Effects of the Filler Property, Electron–Phonon Coupling on Thermal Conductivity, and Strain Rate on the Mechanical Property of Polyethylene Nanocomposites

Abstract

Electron–phonon interaction (EPI) plays an important role in the transport property of metals. Nevertheless, EPI in polymer nanocomposites containing metal fillers has not been fully investigated due to the complicated physical mechanisms. In this work, the copper–polyethylene (Cu–PE) nanocomposite is used as a model system, and nonequilibrium molecular dynamics (NEMD) simulation combined with the two-temperature model (TTM) is conducted to reveal the role of EPI in Cu–PE systems. The effects of filler length, filler property, and EPI strength on thermal conductivity are revealed. A dimensionless number (Θ) is defined to characterize the electron–phonon nonequilibrium (EPN) degree.
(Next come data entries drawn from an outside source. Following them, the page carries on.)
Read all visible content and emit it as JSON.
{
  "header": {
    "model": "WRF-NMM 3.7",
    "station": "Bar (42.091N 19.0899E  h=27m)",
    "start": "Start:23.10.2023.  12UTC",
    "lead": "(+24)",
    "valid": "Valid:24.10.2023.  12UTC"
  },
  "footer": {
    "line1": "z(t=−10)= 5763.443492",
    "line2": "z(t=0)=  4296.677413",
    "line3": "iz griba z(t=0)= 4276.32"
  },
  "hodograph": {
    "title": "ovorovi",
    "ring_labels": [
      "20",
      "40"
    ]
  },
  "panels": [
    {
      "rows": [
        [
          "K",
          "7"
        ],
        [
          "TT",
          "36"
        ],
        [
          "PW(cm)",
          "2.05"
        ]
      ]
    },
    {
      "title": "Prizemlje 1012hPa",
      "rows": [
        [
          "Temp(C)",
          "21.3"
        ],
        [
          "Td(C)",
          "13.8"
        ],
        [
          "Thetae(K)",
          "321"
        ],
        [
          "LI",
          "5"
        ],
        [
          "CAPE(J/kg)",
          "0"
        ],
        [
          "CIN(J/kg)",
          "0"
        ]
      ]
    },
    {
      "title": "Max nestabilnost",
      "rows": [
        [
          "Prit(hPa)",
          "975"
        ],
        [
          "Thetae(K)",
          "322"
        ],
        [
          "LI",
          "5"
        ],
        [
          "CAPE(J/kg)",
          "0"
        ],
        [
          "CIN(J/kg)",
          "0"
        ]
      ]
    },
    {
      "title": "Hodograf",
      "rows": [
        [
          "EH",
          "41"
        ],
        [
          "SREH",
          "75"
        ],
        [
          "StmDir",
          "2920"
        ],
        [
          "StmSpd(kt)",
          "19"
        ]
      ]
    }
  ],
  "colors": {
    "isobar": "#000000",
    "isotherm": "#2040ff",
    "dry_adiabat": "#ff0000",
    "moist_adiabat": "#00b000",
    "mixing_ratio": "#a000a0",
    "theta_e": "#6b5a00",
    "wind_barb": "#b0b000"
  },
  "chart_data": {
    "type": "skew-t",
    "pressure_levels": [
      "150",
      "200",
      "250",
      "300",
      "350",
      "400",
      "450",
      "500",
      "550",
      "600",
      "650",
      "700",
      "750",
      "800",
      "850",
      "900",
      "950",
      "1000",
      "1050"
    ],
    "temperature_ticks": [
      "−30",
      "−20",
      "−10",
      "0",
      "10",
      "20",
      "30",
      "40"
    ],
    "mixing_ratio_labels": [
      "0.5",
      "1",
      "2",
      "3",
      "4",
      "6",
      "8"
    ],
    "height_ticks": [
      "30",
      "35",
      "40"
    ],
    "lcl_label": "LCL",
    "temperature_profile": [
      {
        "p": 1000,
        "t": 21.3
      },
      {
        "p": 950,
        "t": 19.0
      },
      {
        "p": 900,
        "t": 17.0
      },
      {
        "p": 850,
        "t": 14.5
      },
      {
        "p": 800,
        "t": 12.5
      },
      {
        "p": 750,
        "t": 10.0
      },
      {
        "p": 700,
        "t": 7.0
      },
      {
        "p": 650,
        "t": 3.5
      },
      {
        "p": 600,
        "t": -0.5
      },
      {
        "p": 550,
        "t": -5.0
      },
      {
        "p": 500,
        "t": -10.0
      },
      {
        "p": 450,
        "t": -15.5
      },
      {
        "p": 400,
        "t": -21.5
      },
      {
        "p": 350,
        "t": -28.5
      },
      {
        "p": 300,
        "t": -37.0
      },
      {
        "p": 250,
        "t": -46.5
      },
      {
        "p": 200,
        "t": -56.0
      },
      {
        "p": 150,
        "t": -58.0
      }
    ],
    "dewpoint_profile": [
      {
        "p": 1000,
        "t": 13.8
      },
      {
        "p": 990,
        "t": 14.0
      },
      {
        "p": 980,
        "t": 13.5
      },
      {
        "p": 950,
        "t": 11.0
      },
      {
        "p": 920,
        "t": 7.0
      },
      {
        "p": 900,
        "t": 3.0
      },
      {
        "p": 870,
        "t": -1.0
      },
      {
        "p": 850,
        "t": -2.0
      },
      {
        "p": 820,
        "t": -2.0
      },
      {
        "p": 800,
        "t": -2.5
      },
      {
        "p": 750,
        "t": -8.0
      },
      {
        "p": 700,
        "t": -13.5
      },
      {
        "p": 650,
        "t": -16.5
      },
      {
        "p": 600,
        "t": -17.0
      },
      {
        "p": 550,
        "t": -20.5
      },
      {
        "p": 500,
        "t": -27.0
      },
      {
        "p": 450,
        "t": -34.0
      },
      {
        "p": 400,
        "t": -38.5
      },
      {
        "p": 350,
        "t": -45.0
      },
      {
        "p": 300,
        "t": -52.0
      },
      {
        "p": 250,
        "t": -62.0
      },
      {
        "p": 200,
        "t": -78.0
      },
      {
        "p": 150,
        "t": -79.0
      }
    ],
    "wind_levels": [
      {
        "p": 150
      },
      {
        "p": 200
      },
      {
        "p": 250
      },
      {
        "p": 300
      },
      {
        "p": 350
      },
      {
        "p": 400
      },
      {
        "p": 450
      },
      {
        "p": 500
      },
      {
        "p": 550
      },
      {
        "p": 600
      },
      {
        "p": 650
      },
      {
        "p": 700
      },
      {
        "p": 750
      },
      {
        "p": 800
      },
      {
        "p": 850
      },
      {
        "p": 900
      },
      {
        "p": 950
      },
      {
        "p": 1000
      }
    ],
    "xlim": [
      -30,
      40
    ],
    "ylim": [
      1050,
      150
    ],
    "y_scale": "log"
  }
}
The results show that the EPN degree has a significant impact on thermal conductivity. When the system is in a strong EPN state, the effects of EPI on thermal conductivity can be negligible. However, when the EPN degree gradually decreases, ignoring EPI can severely underestimate the thermal conductivity. Furthermore, the temperature profile of electrons and phonons is extracted and the equivalent thermal circuit is presented. The additional thermal resistances induced by the nonlocal and nonequilibrium effects are revealed. Phonon spectra analysis and heat current decomposition are performed to uncover the underlying mechanisms. In addition, the effects of atomic mass density and filler types on thermal conductivity are revealed. Stress–strain simulation is conducted to unravel the effects of strain rates on the mechanical property. The results are useful for designing polymer nanocomposites with controlled thermal conductivity.